Chapter 39 : The Inquisitor's Shadow

Interrogator Marcus Thorne arrived at the settlement without announcement.

No shuttle ceremony. No naval escort. No formal introduction through proper channels. He simply appeared in the compound's eastern quadrant at 0800 on a Tuesday, wearing the unassuming clothing of a mid-tier Imperial functionary, carrying a data-slate and a bag slung over one shoulder, walking with the unhurried confidence of someone who owned every room he entered.

Nash's system flagged him before the gate sentries did.

[UNKNOWN INDIVIDUAL — ANOMALOUS READINGS]

[PSYCHIC DAMPENING FIELD DETECTED — PERSONAL EQUIPMENT]

[CAUTION: INQUISITORIAL COUNTERMEASURES IN USE — FULL SCAN OBSTRUCTED]

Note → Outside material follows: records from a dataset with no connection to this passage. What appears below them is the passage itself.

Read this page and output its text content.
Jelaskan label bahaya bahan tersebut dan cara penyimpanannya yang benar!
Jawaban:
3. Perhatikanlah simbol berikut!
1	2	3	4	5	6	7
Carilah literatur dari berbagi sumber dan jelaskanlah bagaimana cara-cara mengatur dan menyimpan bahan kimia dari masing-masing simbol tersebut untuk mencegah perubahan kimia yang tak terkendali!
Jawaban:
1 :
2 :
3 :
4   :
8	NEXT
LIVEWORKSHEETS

The dampener was the first warning. Standard Imperial citizens didn't carry psychic countermeasures. Mechanicus adepts, Inquisitorial agents, and certain military specialists did. The system could detect the dampening field's presence but couldn't penetrate it — a deliberate countermeasure designed to frustrate exactly the kind of scanning Nash's system employed.

Nash met him at the command post. The Interrogator was younger than expected — mid-thirties, dark-haired, clean-shaven, with a face that balanced pleasant anonymity with an intensity behind the eyes that marked him as something more than the functionary his clothing suggested. He moved with the physical competence of someone trained in personal combat, but restrained — the strength held back, the capability implied rather than displayed.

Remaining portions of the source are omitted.